Partnership for A Healthy Lincoln is a nonprofit organization working with The Lincoln Community Breastfeeding Initiative, two birthing hospitals, and the Lincoln Lancaster County Health Department WIC and Family Service Lincoln. Together, they are working on Blueprint Recommendations 2, 4, 5, and 6 to improve CoC among BIPOC populations in Lincoln. Their goals are to 1) finalize a community dashboard that captures multiple sources of local, disaggregated breastfeeding data, 2) Increase by 10 the number of trained breastfeeding educators, and build a roadmap to increase the diversity of their lactation support workforce and mentorship programs for IBCLCs, 3) increase the diversity of their existing health campaigns to normalize breastfeeding within Latinx, Asian Americans, and possibly LGBTQIA communities, and 4) provide training on cultural humility, implicit biases and trauma-informed care to their lactation workforce
Knox County Health Department is a local department of health in Eastern Tennessee, working in partnership with The Special Supplemental Nutrition Program for WIC, Knox County’s Fetal and Infant Mortality Review Program, the University of Tennessee Medical Center, and the University of Tennessee – Knoxville Department of Nutrition. Together, they are working on implementing Blueprint Recommendations 1, 4, 5, 6, and 7 to improve continuity of care among historically marginalized populations in their community. Their goals are to 1) train local health professionals on how to support lactation services in the community, 2) convene a maternal and child health workgroup to integrate breastfeeding promotion and support into two health department initiatives, 3) raise awareness about assets and barriers to chest/breastfeeding by digitally recording five chest/breastfeeding families’ stories, and 4) establish a breastfeeding coalition in Knox County.

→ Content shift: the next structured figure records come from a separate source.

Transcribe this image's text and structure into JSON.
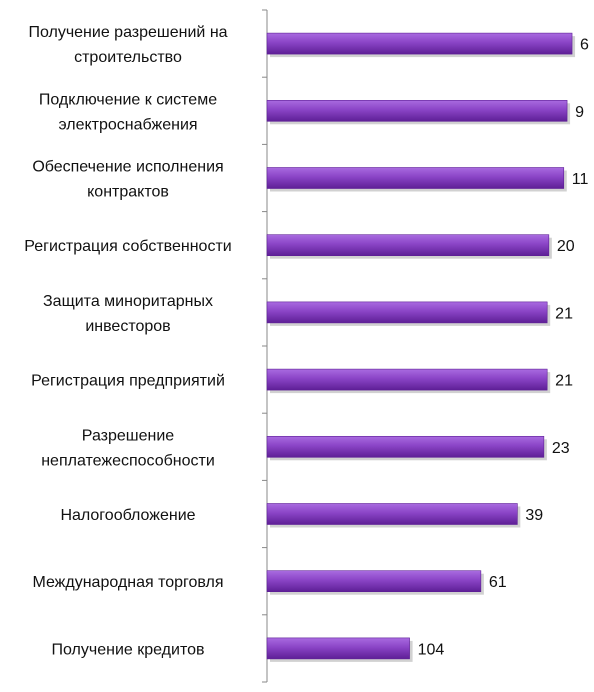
{
  "chart_data": {
    "type": "bar",
    "orientation": "horizontal",
    "axis_reversed": true,
    "categories": [
      [
        "Получение разрешений  на",
        "строительство"
      ],
      [
        "Подключение к системе",
        "электроснабжения"
      ],
      [
        "Обеспечение исполнения",
        "контрактов"
      ],
      [
        "Регистрация собственности"
      ],
      [
        "Защита миноритарных",
        "инвесторов"
      ],
      [
        "Регистрация предприятий"
      ],
      [
        "Разрешение",
        "неплатежеспособности"
      ],
      [
        "Налогообложение"
      ],
      [
        "Международная торговля"
      ],
      [
        "Получение кредитов"
      ]
    ],
    "values": [
      6,
      9,
      11,
      20,
      21,
      21,
      23,
      39,
      61,
      104
    ],
    "value_labels": [
      "6",
      "9",
      "11",
      "20",
      "21",
      "21",
      "23",
      "39",
      "61",
      "104"
    ],
    "xlim": [
      0,
      190
    ],
    "grid": false,
    "legend": "none",
    "bar_color": "#8a44c6",
    "bar_color_dark": "#5e1f96",
    "bar_color_light": "#a96be0"
  }
}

Sauk County Health Department is a local health department located in Wisconsin, working in partnership with the three Ho-Chunk Nation services, and the Wisconsin Breastfeeding Coalition. Together, they are working on implementing Blueprint Recommendations 1, 2, 4, 5, and 6 to improve continuity of care among rural and tribal communities. Their goals are to 1) conduct a needs assessment within the community to understand the availability of existing lactation spaces, barriers to breastfeeding, and ways in which breastfeeding can be supported, 2) pilot a standardized breastfeeding data collection method, 3) increase by 1 the number of Ho-Chuck Nation members certified in doula and/or Indigenous Breastfeeding services, 4) develop a multi-media, culturally appropriate breastfeeding campaign featuring breastfeeding “success stories” submitted by community members, 5) increase by 1 the number of local businesses that provide designated lactation space(s), 6) develop and disseminate a standardized breastfeeding care plan with local families utilizing motivational interviewing principles.